Rita a su sobrina, la que recoge la jarra y permanece indecisa un instante, alargando un pañuelo ensangrentado a Nicanor.

—Señora, dispénseme...—se apresura a balbucear éste, tomando el pañuelo y deseando marcharse detrás de la moza.

—No. Vos podés pasar. ¿No estás de visita? Entrá, nomás: no andés titubeando. Te voy a dar agua para que te laves—ordena doña Rita indicando la casa.

El mocetón, con los pantalones manchados de tierra, la blusa rota a lo largo de una manga, la frente cruzada por un gran rasguño que mana sangre, el sombrero entre las manos desasosegadas, va adelante de doña Rita con aspecto de prisionero.

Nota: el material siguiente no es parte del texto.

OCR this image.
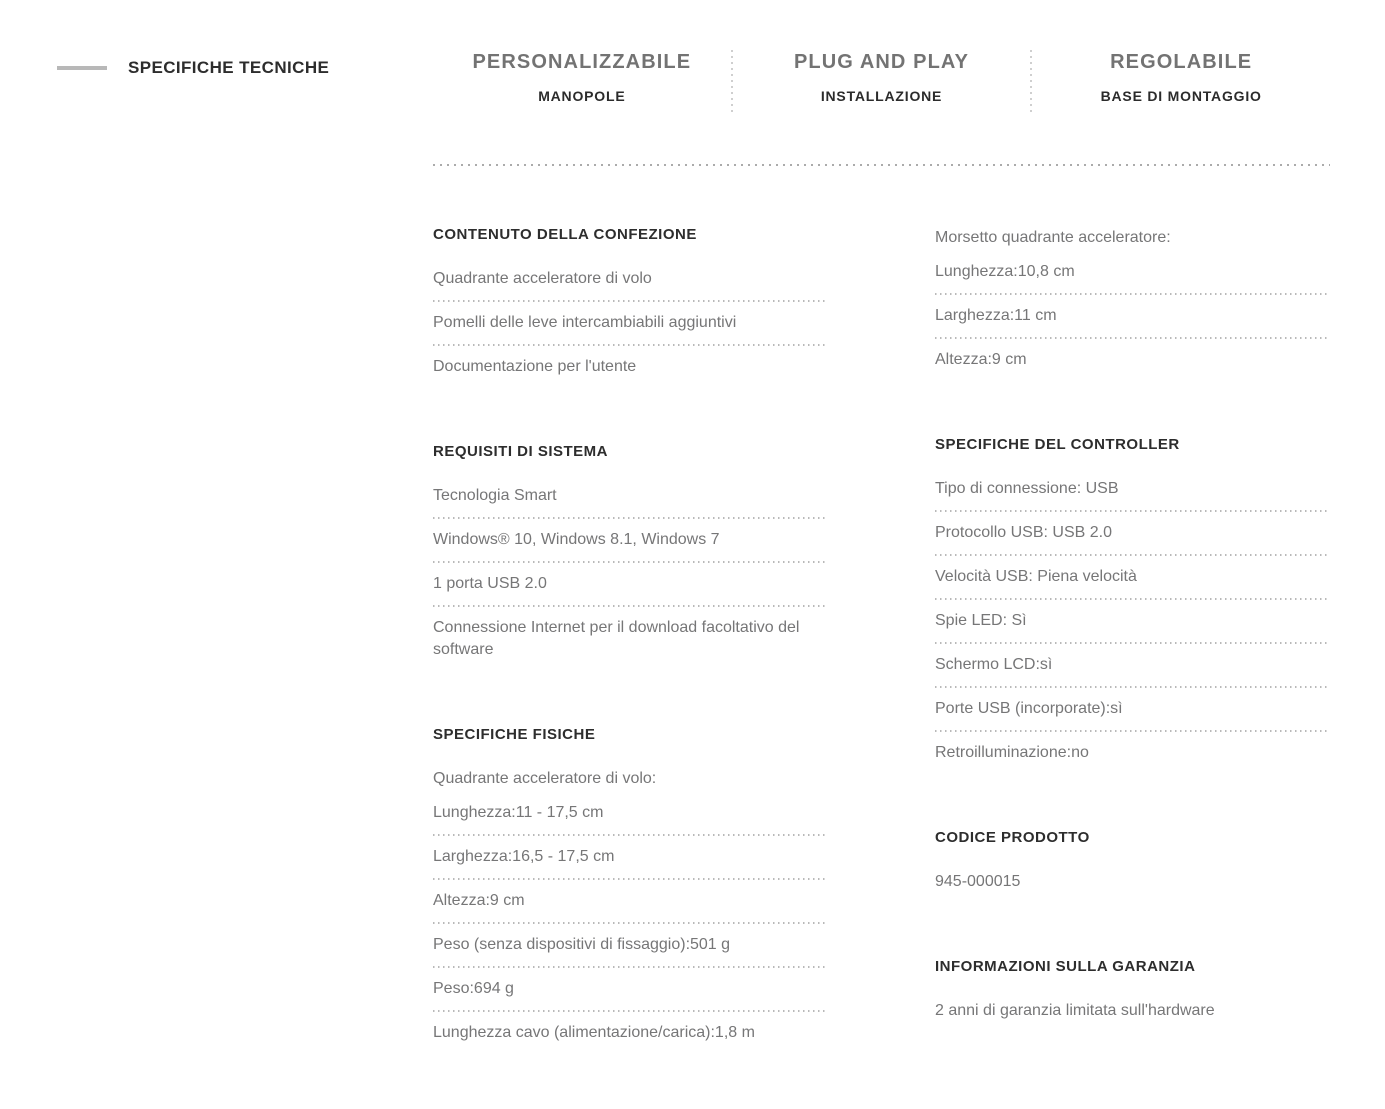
SPECIFICHE TECNICHE	PERSONALIZZABILE
MANOPOLE
PLUG AND PLAY
INSTALLAZIONE
REGOLABILE
BASE DI MONTAGGIO
CONTENUTO DELLA CONFEZIONE
Quadrante acceleratore di volo
Pomelli delle leve intercambiabili aggiuntivi
Documentazione per l'utente
REQUISITI DI SISTEMA
Tecnologia Smart
Windows® 10, Windows 8.1, Windows 7
1 porta USB 2.0
Connessione Internet per il download facoltativo del software
SPECIFICHE FISICHE
Quadrante acceleratore di volo:
Lunghezza:11 - 17,5 cm
Larghezza:16,5 - 17,5 cm
Altezza:9 cm
Peso (senza dispositivi di fissaggio):501 g
Peso:694 g
Lunghezza cavo (alimentazione/carica):1,8 m
Morsetto quadrante acceleratore:
Lunghezza:10,8 cm
Larghezza:11 cm
Altezza:9 cm
SPECIFICHE DEL CONTROLLER
Tipo di connessione: USB
Protocollo USB: USB 2.0
Velocità USB: Piena velocità
Spie LED: Sì
Schermo LCD:sì
Porte USB (incorporate):sì
Retroilluminazione:no
CODICE PRODOTTO
945-000015
INFORMAZIONI SULLA GARANZIA
2 anni di garanzia limitata sull'hardware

Al rato se halla en la cocina, inclinado sobre una palangana. Doña Rita, que lo observa, toma el primer mate de manos de Casimira.

—Dejá la leche— dice a Carmen que regresa y cepillale el sombrero. El rajón, eso sí, te lo llevarás como un recuerdo agrega para el mozo:

—así otra vez no me tomarás la casa a traición.

—Señora! — exclama el mozo suplicante, con la toalla en suspenso.

—¿Qué? ¡Ya, ya te comprendo! Te venís todos los jueves a ver a tu dama.

El carrero, todavía con expresión de súplica, permanece frente a doña Rita, mientras devuelve el lienzo y recobra el chambergo.